Título: América do Sul tem fim de ano vermelho
Autor: Moura, Marcos de ;Souza
Fonte: Valor Econômico, 28/09/2007, Internacional, p. A10

A opção contra o livre mercado pode ganhar força neste fim de ano em três países da América do Sul. Os governos da Venezuela, Bolívia e Equador tentam reformular suas Constituições, seguindo, em linhas gerais, um receituário semelhante: maior controle da economia pelo Estado e ampliação da influência do poder Executivo. A Argentina, que elege um (ou provavelmente uma) presidente em outubro, também vem reforçando a participação estatal na economia e a defesa da indústria local.

Críticos acreditam que o rumo das mudanças pretendidas - em especial pelos três países andinos - poderá levar à perda de liberdades individuais, ao desinvestimento e, no longo prazo, a menor crescimento econômico.

Neste domingo, os equatorianos elegem os membros da Assembléia Constituinte; aliados do presidente Rafael Correa devem obter maioria. Na Bolívia, a Constituinte está ameaçada por conta de intensas disputas sobre a transferência ou não da capital de La Paz para Sucre. O presidente Evo Morales insiste que os trabalhos devem ser encerrados até dezembro. Nesse mesmo mês, o Parlamento da Venezuela deverá votar o projeto de reforma constitucional desenhado pelo presidente Hugo Chávez.

No caso do Equador, o ex-ministro da Energia e principal candidato do governo para a Constituinte, Alberto Acosta, disse, sem dar detalhes, que algumas das alterações na nova Carta são a ampliação o papel do Estado na economia e a imposição fortes restrições ao setor privado, em particular nos setores de petróleo e mineração.

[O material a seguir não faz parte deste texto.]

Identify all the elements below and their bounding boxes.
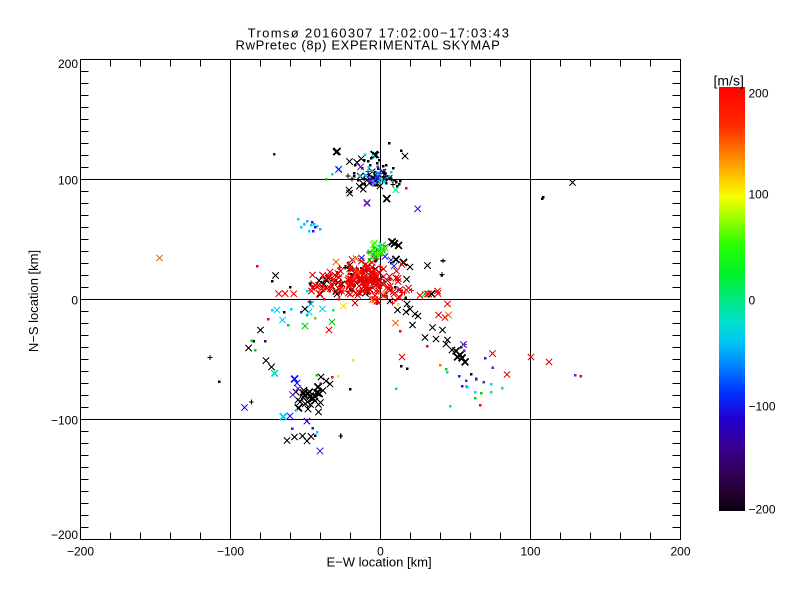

"Os vários anos de populismo capitalista estão chegando ao fim com o nosso governo", alardeou o próprio Correa em meados de setembro. Ele promete que a Constituinte acabará de vez com a influência de partidos políticos, acusados por muitos de serem os responsáveis pelas seguidas crises do país. A mensagem repercute bem em parte do eleitorado.

Mas, para Simon Pachano, professor de Ciência Política da Faculdade Latino-Americana de Ciência Sociais (Flacso), no Equador, a Constituinte será instituída sem uma definição clara sobre o que mudar. "Há apenas alguns esboços. Mas, provavelmente, a nova Constituição será menos pró-mercado e mais estatista", disse Pachano. Não se trata tanto de estatizar setores [muitos continuam em mãos estatais, como energia elétrica e telefonia fixa], mas sim de mudar as condições de participação do capital privado, avalia ele.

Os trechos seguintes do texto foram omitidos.